I do not really want to criticise that tradition – but it is not possible to describe Buddhism without doing so to some degree. Obviously all religions have their qualities and suit different people – and Buddhism is not the perfect method for everyone. So, having said all that – let us look at the difference. Karma, in Hinduism, is materialistically based vis-à-vis cause and effect, and karma in Buddhism is perceptually based vis-à-vis causality.10
This is why some people think that Lamas can absorb their negative karma or take it on or whatever. This is impossible. If it were possible for you to take on the negative karma of a killer, you would become a killer. You would become a killer because the karma of a killer is the wish to kill. The only way to remove the karma of a killer is for the killer to lose the desire to kill. Then—once the desire to kill is gone—there is no more ‘killing karma’.
So karma is not a material substance or chain-reaction that is hard-wired into the fabric of reality. What is the entity that has karma? What is the imputed identity to which such karma could adhere? If there is insoluble karma there must be an insoluble entity to whom it belongs. Buddha Shakyamuni however, explicitly stated that there was no basis for such an entity.
This is the meaning of the word dag’mèd,11 or anatman; there is no solid, permanent, separate, continuous, or defined aspect to the beingness that we are. There are only characteristics which are continually in flux. To understand this is not easy – so we need to look at the non-existence of ego from various angles.
Let us look at how it is possible to be ‘egoless’. Impermanence and change characterise our world. The ‘stuff’ of our world is constantly moving—forming, disintegrating, arising, dissolving—but nothing is ever lost – the universe is what it is. In terms of endlessness and beginninglessness, addition and subtraction become a meaningless irrelevance.
According to the Buddhist view—in all schools—the only reason that we cannot lose ego is because ego does not exist. Ego is merely a style of being, a mannerism, a habit.
I could ask,
Where is your fingernail-biting habit when you no longer bite your nails?
Where is your smoking habit when you no longer smoke?
Where is your depression habit when you are cheerful? Where is our dualism habit when we find
the presence of awareness in the dimension of whatever arises in Mind?
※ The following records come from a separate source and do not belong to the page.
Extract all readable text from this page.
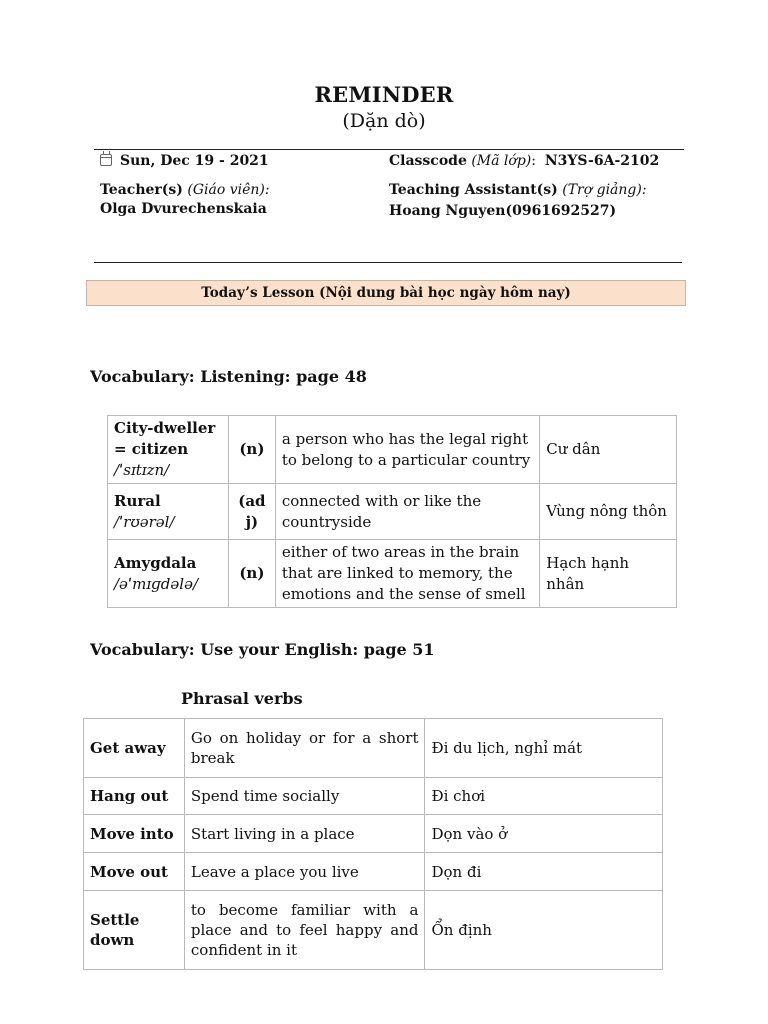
REMINDER
(Dặn dò)
Sun, Dec 19 - 2021	Classcode (Mã lớp): N3YS-6A-2102
Teacher(s) (Giáo viên):
Olga Dvurechenskaia
Teaching Assistant(s) (Trợ giảng):
Hoang Nguyen(0961692527)
Today’s Lesson (Nội dung bài học ngày hôm nay)
Vocabulary: Listening: page 48
City-dweller
= citizen
/ˈsɪtɪzn/	(n)	a person who has the legal right to belong to a particular country	Cư dân

Rural
/ˈrʊərəl/	(adj)	connected with or like the countryside	Vùng nông thôn

Amygdala
/əˈmɪɡdələ/	(n)	either of two areas in the brain that are linked to memory, the emotions and the sense of smell	Hạch hạnh nhân
Vocabulary: Use your English: page 51
Phrasal verbs
Get away	Go on holiday or for a short break	Đi du lịch, nghỉ mát
Hang out	Spend time socially	Đi chơi
Move into	Start living in a place	Dọn vào ở
Move out	Leave a place you live	Dọn đi
Settle down	to become familiar with a place and to feel happy and confident in it	Ổn định
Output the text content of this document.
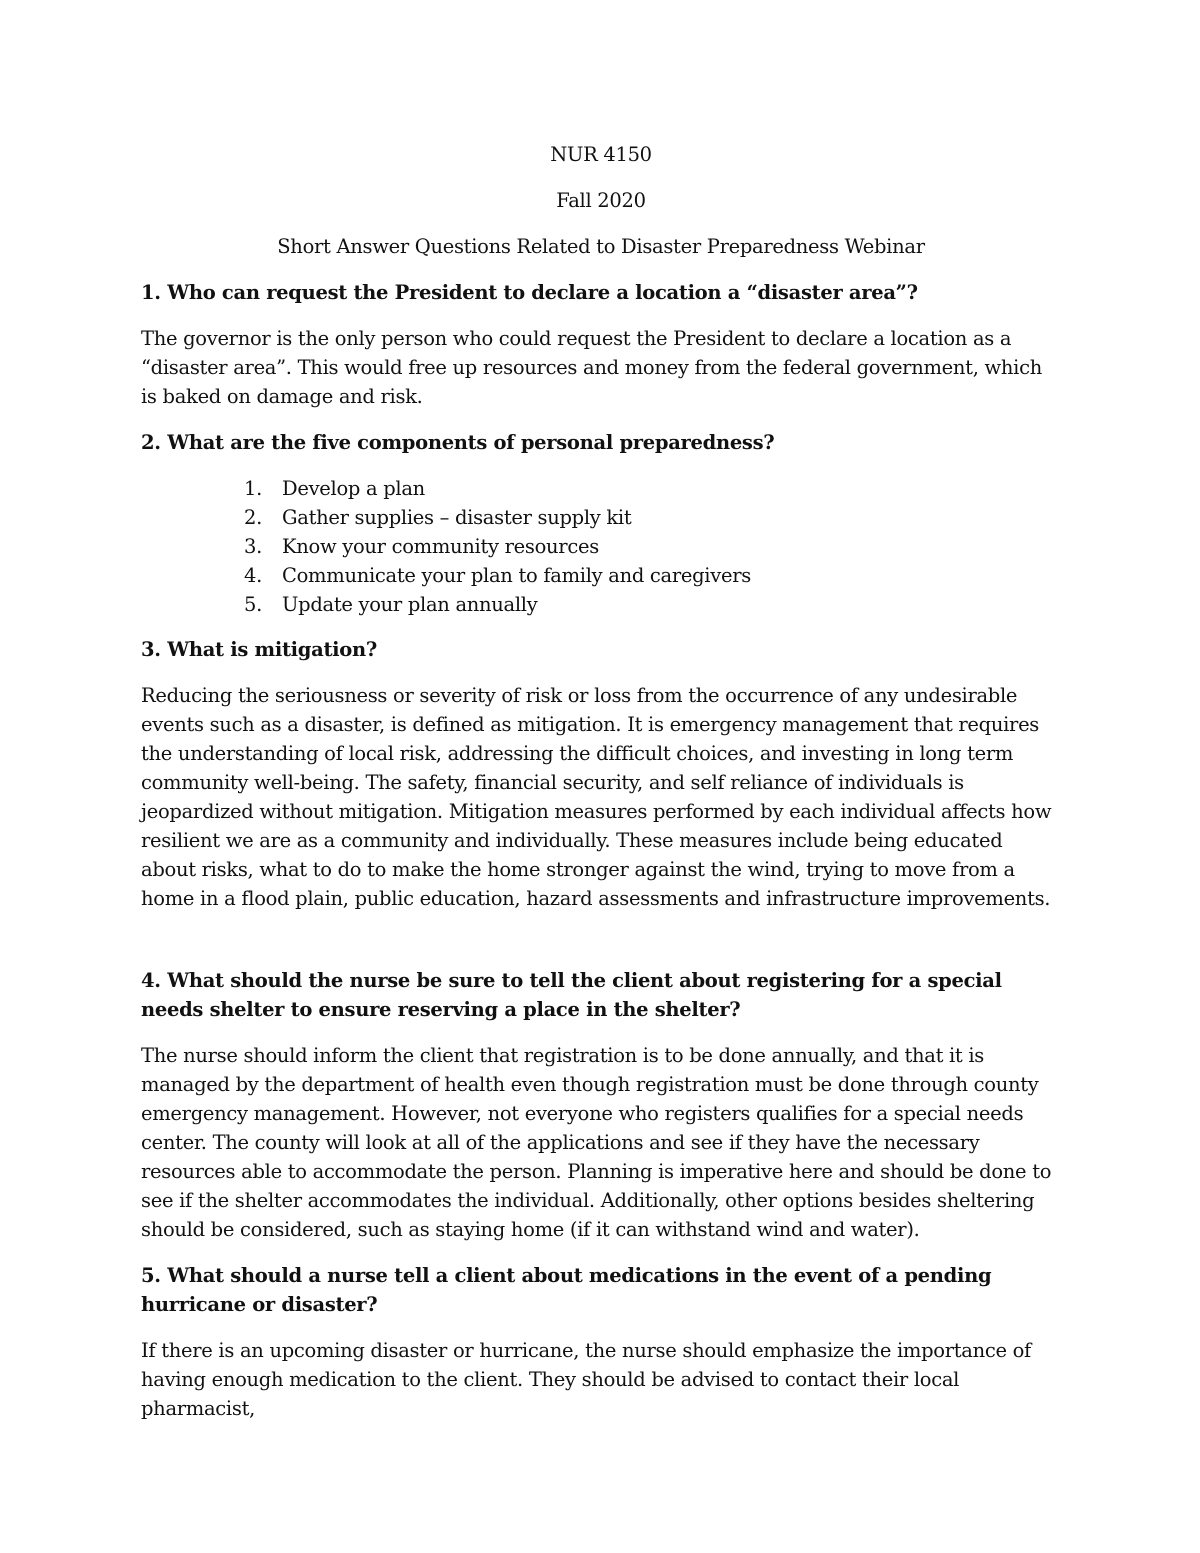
NUR 4150

Fall 2020

Short Answer Questions Related to Disaster Preparedness Webinar

1. Who can request the President to declare a location a “disaster area”?

The governor is the only person who could request the President to declare a location as a “disaster area”. This would free up resources and money from the federal government, which is baked on damage and risk.

2. What are the five components of personal preparedness?

1.	Develop a plan
2.	Gather supplies – disaster supply kit
3.	Know your community resources
4.	Communicate your plan to family and caregivers
5.	Update your plan annually

3. What is mitigation?

Reducing the seriousness or severity of risk or loss from the occurrence of any undesirable events such as a disaster, is defined as mitigation. It is emergency management that requires the understanding of local risk, addressing the difficult choices, and investing in long term community well-being. The safety, financial security, and self reliance of individuals is jeopardized without mitigation. Mitigation measures performed by each individual affects how resilient we are as a community and individually. These measures include being educated about risks, what to do to make the home stronger against the wind, trying to move from a home in a flood plain, public education, hazard assessments and infrastructure improvements.

4. What should the nurse be sure to tell the client about registering for a special needs shelter to ensure reserving a place in the shelter?

The nurse should inform the client that registration is to be done annually, and that it is managed by the department of health even though registration must be done through county emergency management. However, not everyone who registers qualifies for a special needs center. The county will look at all of the applications and see if they have the necessary resources able to accommodate the person. Planning is imperative here and should be done to see if the shelter accommodates the individual. Additionally, other options besides sheltering should be considered, such as staying home (if it can withstand wind and water).

5. What should a nurse tell a client about medications in the event of a pending hurricane or disaster?

If there is an upcoming disaster or hurricane, the nurse should emphasize the importance of having enough medication to the client. They should be advised to contact their local pharmacist,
In terms of Buddhism, ego—if we were to use the term—would have to be a verb rather than a noun. According to Buddhism, ego is a verb trying to prove its ‘noun-ness’ – along with the ‘noun-ness’ of everything else perceived. Ego in this sense is wilful illiteracy. Being is a verb, whether nondual or dualised. When I discuss the issue of the I-dentity therefore, I’m going to use the term distracted-being. Distracted-being is a process rather than a product. It is not a thing. It is ’du-chè12 which means predisposition, or gom’dri13 which means conditioning. It is the predisposition or patterning of this conditioning that is known as lé14 or karma.